Minneapolis may strip segregationist's name from street, rename it after civil rights pioneer
Published in News & Features
MINNEAPOLIS — A Minneapolis street named for a segregationist developer may soon be renamed after the state’s first Black woman attorney.
More than 40 people signed up to speak at a Planning Commission hearing on a proposal to rename Edmund Boulevard to Lena Smith Boulevard.
The commission unanimously approved the proposal, advancing it to the Business, Housing and Zoning Committee, which is set to vote on Sept. 2. The hearing marked the first of three government steps that could culminate in a City Council decision in September. If passed, the name change would take effect Sept. 22.
The street, which runs through the Longfellow neighborhood along the Mississippi River gorge, is named after Edmund G. Walton — a real estate developer who, in 1910, introduced Minnesota’s first racially restrictive housing covenants. These clauses, written into property deeds, prohibited homeowners from selling or leasing to people of color. They became a legal framework for segregation across Minneapolis and helped cement enduring racial disparities in housing, wealth and opportunity.
“Covenants legitimized racial terror,” said Kirsten Delegard, co-founder of the Mapping Prejudice Project. “They steered investment into white neighborhoods. These patterns of segregation continue today.”
Neighborhood organizers have spent nearly five years confronting that legacy through a grassroots effort called Reclaiming Edmund. The coalition has knocked on doors, hosted teach-ins and surveyed hundreds of residents. In a city-run survey of nearly 600 people, 69% of Edmund Boulevard residents supported a name change.

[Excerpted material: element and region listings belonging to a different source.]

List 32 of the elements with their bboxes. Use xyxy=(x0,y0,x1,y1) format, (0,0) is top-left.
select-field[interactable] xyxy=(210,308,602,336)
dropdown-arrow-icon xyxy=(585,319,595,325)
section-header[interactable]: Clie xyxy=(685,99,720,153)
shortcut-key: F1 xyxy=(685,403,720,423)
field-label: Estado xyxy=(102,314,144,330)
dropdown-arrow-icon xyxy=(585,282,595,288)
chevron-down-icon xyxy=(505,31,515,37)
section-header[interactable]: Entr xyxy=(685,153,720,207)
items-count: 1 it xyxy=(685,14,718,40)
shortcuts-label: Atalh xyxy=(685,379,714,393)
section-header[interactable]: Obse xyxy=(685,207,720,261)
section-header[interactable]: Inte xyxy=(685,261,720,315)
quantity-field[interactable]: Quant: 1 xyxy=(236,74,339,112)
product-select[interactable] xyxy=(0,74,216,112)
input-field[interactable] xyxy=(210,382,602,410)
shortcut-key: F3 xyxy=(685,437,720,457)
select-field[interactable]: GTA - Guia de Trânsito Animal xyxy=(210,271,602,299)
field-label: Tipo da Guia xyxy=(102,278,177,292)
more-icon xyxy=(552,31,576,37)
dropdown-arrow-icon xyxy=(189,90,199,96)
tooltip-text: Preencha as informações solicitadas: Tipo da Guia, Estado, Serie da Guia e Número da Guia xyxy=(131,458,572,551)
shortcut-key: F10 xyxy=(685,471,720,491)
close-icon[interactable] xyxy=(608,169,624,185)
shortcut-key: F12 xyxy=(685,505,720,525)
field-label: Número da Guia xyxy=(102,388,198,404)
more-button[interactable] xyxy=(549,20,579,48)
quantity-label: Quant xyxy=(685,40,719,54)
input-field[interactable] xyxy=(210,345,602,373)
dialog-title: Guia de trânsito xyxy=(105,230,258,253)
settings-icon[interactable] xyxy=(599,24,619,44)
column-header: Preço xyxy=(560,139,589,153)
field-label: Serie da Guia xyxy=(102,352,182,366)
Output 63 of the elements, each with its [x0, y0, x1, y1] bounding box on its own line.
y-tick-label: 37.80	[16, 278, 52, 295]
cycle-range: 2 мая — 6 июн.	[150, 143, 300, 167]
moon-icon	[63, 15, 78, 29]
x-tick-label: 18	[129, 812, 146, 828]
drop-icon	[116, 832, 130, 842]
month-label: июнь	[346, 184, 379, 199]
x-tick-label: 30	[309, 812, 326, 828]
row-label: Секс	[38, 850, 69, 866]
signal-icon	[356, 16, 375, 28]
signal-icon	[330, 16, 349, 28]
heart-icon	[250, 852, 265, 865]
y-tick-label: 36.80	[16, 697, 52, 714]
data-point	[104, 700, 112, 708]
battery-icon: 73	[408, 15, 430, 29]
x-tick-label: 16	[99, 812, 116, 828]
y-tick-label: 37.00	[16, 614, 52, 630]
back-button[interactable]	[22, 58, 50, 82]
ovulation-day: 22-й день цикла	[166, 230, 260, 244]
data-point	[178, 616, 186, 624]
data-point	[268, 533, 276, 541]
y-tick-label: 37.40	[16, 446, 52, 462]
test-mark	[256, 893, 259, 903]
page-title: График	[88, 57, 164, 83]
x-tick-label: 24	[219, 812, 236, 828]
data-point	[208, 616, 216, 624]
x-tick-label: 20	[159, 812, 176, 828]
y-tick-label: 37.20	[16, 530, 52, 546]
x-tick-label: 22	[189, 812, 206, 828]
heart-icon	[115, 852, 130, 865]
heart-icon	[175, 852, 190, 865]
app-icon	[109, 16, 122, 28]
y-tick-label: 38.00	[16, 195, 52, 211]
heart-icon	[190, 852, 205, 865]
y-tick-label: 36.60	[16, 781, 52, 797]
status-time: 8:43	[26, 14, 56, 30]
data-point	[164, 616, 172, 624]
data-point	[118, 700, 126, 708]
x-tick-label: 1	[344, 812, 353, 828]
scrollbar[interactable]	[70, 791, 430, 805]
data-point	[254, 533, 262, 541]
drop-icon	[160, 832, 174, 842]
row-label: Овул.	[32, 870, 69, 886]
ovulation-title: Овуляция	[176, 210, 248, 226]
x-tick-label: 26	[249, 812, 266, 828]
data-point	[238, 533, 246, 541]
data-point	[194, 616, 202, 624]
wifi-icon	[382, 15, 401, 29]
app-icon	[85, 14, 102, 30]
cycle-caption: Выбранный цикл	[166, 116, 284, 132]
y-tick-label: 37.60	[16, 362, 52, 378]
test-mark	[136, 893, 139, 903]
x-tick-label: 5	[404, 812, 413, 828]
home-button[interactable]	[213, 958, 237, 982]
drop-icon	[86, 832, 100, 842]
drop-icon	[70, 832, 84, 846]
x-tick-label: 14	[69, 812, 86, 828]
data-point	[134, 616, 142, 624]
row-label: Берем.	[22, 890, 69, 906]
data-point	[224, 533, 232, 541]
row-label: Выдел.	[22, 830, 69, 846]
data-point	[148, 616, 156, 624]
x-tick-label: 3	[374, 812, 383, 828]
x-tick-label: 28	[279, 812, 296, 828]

Support jumped to 86% when including all Ward 12 residents.
Supporters propose renaming the street after Lena Olive Smith, who became Minnesota’s first Black woman attorney in 1921. Smith spent decades fighting discrimination through law and activism, serving as president of the Minneapolis NAACP, defending Black residents targeted by white mobs, and working to dismantle employment and housing segregation across the city.
“She’s someone all Minnesotans can be proud of,” said Longfellow resident Laura Triplett, who helped lead the renaming effort. “This takes us in the right direction. It aligns with the city’s mission and our 2040 goals — and it’s overdue.”
Smith’s most famous case came in 1931, when she represented Arthur and Edith Lee, a Black couple who were harassed and attacked after moving into a white neighborhood. Smith advised them not to flee — and threatened to involve the governor if needed.
That defiance is part of why supporters say Smith’s name belongs not only in textbooks, but on street signs.
“Symbols matter,” Triplett said. “The words we use matter. And all the conversations we’ve had, and the votes we got on the survey, show that people care — this matters to them.”
City planner Andrew Frenz told the commission that the renaming petition meets all municipal requirements and recommended the Planning Commission forward it to the City Council. A hearing before the council’s Business, Housing and Zoning Committee is scheduled for Sept. 2, with a final council vote expected on Sept. 11.
The city has pledged to minimize burdens for residents. Signage costs will not be assessed, ID update fees will be waived, and mailing and emergency systems will be updated automatically. Volunteers from Reclaiming Edmund and the Longfellow Community Council plan to help residents update their addresses with utilities and government agencies.
The proposal has faced some criticism, including calls to simply rededicate the street to a different “Edmund” — a change that would avoid a formal renaming. Triplett called that approach “invisible.”
“It’s rooted in convenience, not in justice,” she said. “If we want to clearly repudiate what Walton did, changing from this Edmund to that Edmund is not clear. In fact, it’s quite murky. I would even say it’s offensive.”
Mark Brandt, a fellow organizer and longtime resident, said he first learned of Walton’s role in Minneapolis segregation five years ago and began working with neighbors to bring that history into public view.
“Many neighborhoods in Minneapolis were blanketed with covenants, leading to the racial segregation and wide racial disparity in homeownership that we still struggle with today,” Brandt said. “That’s the legacy of Edmund Walton.”
Council Member Aurin Chowdhury, who is sponsoring the ordinance, said the renaming represents a broader effort to confront that legacy — not only by rejecting it, but by honoring those who fought to dismantle it.
“Honoring someone who fought to keep us — our families — out of our neighborhoods is utterly unacceptable,” Chowdhury said. “As a woman of color, and as someone who has listened closely to the voices of our BIPOC neighbors, I can say this plainly: It’s time for change.”
She called the effort a community-led act of truth-telling.
“This reflects the core values and mission of the City of Minneapolis — to remember our history honestly, to celebrate those who have been overlooked, and to educate ourselves and our community about the roots of racial and economic disparities,” she said. “This understanding is crucial if we are to dismantle those disparities and build a more equitable future.”
For some, the implications are personal.
“My granddaughter will no longer live three doors in from a street named after a racist,” said Steve Brandt, a retired Star Tribune reporter who helped bring the Mapping Prejudice project to public attention in 2016. “That matters.”